The Commission could have gone much further in shaping a harder ‘Made in Europe’ position, according to Caffarra. “It’s very feeble,” she said. “They have watered it down further even relative to the leaked version a week before.”
She said the lack of “mandate” on made-in-Europe procurement “reflects a struggle to accommodate conflicting member states views but also trying to avoid as much as possible frictions with the Trump administration or anyone in the U.S.”
While some countries, including France, have long favored a European preference policy, more free-trade oriented countries such as Germany and the Nordics have resisted.
Evern so, Meyers said that even designating around 10% of all cloud contracts with strong European sovereignty standards was a significant change for the EU, which “has prided itself on following WTO and other international trade agreements.”
“I don’t think the EU is moving anywhere near the U.S. or China, but they are certainly taking a step towards it,” he said.
Closing Europe’s semiconductor gap
The other key legislative element of the package is the Chips Act 2.0, which plans to build on the 2023 Chips Act to further strengthen Europe’s advanced, but largely research focused, chip industry.

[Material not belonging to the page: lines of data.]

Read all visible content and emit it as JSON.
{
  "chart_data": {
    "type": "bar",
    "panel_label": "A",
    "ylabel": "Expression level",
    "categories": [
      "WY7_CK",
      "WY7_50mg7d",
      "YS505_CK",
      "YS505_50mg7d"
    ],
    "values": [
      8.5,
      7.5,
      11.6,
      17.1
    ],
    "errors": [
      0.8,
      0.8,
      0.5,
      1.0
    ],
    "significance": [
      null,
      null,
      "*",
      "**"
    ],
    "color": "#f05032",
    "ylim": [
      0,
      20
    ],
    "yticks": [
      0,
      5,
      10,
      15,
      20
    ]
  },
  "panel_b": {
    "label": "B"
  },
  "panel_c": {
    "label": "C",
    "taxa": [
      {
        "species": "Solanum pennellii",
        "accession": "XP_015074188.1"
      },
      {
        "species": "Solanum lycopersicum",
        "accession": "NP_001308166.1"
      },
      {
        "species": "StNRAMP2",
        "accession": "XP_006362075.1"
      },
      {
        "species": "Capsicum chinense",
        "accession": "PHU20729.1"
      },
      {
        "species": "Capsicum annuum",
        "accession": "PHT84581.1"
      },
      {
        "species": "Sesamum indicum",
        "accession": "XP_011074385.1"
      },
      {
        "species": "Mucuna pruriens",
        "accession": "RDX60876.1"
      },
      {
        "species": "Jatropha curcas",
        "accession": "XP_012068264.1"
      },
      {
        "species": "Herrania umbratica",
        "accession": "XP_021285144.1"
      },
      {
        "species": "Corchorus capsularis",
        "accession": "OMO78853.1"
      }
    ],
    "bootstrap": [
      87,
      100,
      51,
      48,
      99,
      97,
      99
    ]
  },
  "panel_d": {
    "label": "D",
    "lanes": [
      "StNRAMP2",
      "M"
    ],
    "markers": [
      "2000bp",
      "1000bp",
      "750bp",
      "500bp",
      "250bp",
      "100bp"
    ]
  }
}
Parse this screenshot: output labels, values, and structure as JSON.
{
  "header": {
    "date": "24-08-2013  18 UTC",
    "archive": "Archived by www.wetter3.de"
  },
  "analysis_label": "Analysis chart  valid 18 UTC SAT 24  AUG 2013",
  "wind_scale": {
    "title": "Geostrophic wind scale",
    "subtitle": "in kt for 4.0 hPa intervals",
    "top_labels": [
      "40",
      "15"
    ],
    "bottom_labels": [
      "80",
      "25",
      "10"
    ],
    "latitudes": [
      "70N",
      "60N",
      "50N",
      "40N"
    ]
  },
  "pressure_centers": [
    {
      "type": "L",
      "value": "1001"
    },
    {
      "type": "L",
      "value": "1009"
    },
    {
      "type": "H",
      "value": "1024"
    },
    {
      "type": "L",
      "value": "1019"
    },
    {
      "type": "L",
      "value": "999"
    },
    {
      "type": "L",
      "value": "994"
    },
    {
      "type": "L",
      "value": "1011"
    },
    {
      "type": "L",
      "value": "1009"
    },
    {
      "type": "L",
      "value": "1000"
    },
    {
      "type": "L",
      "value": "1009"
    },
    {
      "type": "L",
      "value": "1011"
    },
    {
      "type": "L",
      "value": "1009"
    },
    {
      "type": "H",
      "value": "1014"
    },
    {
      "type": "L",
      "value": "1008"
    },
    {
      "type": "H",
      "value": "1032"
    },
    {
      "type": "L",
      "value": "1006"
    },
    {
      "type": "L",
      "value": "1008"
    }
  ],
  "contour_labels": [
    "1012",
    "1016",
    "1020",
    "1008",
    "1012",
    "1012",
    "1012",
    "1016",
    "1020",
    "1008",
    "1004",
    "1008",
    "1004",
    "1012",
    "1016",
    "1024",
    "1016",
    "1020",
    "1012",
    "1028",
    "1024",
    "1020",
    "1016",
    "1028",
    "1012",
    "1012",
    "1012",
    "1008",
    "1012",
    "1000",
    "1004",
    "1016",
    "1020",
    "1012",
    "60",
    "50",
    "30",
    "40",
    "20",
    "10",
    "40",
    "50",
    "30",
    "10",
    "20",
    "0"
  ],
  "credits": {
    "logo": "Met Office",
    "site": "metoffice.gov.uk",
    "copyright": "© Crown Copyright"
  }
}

The new act focuses on the demand side of the chips ecosystem by working with the Cloud and AI Development Act to triple the amount of cutting-edge data centers. Europe’s current demand is mostly for rudimentary chips used in cars or washing machines, rather than the much more advanced chips that power AI applications. Without boosting that homegrown demand, any industrial policy to ramp up Europe’s advanced chips would merely generate supply for overseas buyers.
However, Ravn-Højgaard noted that the Chips Act 2.0 was unveiled just as the EU signed the Pax Silica agreement with the U.S., which seeks to create a broader U.S.-led international coalition against Chinese chips production. That could mean even greater integration within a U.S.-led semiconductor industry, rather than boosting European sovereignty.
Another vital component of the package is a strategy to leverage Europe’s edge in open-source software. Member states boost over 500 for-profit open-source software companies, and the Commission’s proposal encourages more governments to procure from European companies.
Funding questions loom
The biggest question is funding. According to the Commission, €120 billion is needed to boost the EU’s semiconductor ecosystem while ramping up sovereign data center capacity will require an additional €200 billion by 2036.
“Europe is facing a critical investment gap,” said Virkunen, at Wednesday’s press conference. “We urgently need private capital to step up.”
According to Caffarra, the sheer number of policy initiatives, as well as the overly bureaucratic strategy document, point to a lack of clarity about how to disentangle the EU from the U.S. tech stack — and how to do so with the necessary speed.
“We are in a situation where we need to act immediately,” said Voss. “We can die in beauty with all of our proceedings, but we always come last.”